6. Polk County acted within the scope of its proper powers under Article II of the collective bargaining agreement, Management Rights, in declining to reinstate Joy Brown after her resignation.
This arbitrator has jurisdiction to resolve this grievance under the
applicable collective bargaining agreement.
This grievance is dismissed.
2. Pursuant to Article XII, Section 4 of the Collective Bargaining Agreement, each party shall bear one-half of the arbitrator’s fees and expenses.
this 17th day of November, 2000
 At the end of the hearing a copy of the applicable collective bargaining agreement was produced and will be deemed Respondent’s Exhibit M.
During this arbitration hearing, counsel for the parties represented that
other litigation in State and Federal Courts, growing out of the same
circumstances at issue in this dispute, was proceeding independent of this
grievance procedure and was being prosecuted by counsel other than Ms.
Hassler and Mr. Doyle. Both
counsel in this arbitration claimed not to be fully informed of the status
of the other litigation. Therefore
it is not clear to me what effect the other litigation may have on the
enforceability of any arbitration award in this proceeding.
At least for purposes of my jurisdiction, however, the fact that the
parties invoked and followed the stepwise dispute resolution process under
Article XII of the contract gives this arbitrator jurisdiction to decide
 Initials were used in most written communications referring to develop- mentally disabled children to protect their and their families’ privacy.
 The e-mail attached summaries of the various memos discussed above regarding the meetings on July 29th and the August 6th and 9th communications to Mrs. Brown from Marsha Clark.
 Mrs. Brown was also advised around this time by the local AFSME Shop Steward that she should defer her resignation and that the County would be under no obligation to reinstate her if she resigned.
 The record does not reveal whether the plan to have both boys in the Brown home actually matured. At the time of this arbitration hearing, NK did not reside in the Brown home.

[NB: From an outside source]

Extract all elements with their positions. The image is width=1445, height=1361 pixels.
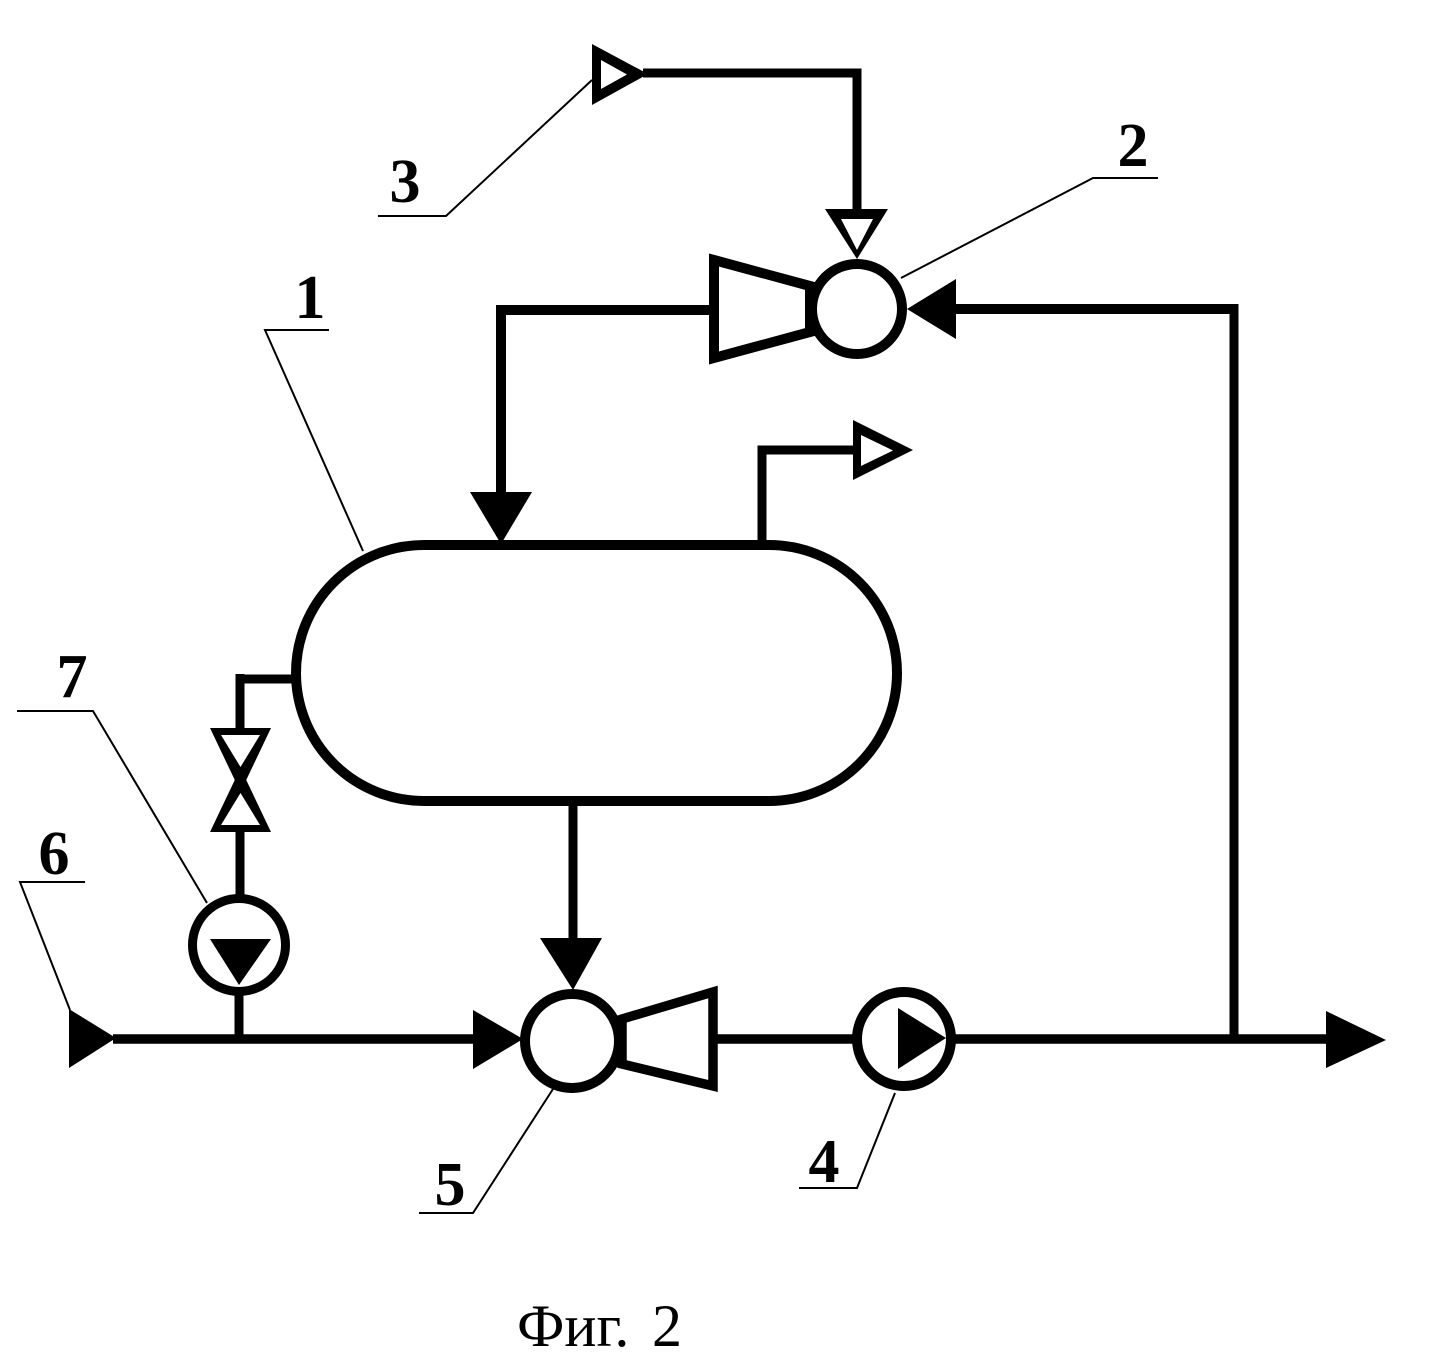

 A more comprehensive policy than Rule 16.1, applicable only to the Human Services Department, was in draft review from about 1997 and was finally adopted in the summer of 1999. Grievants contend that it was directed specifically at Joy Brown. It would explicitly have precluded the arrangement for Nathan and NK that Mrs. Brown had sought to carry out. Since Rule 16.1 is sufficient grounds for the county’s action, however, it is not necessary to address the issue of any conflict under the Human Services Department’s more specific rules.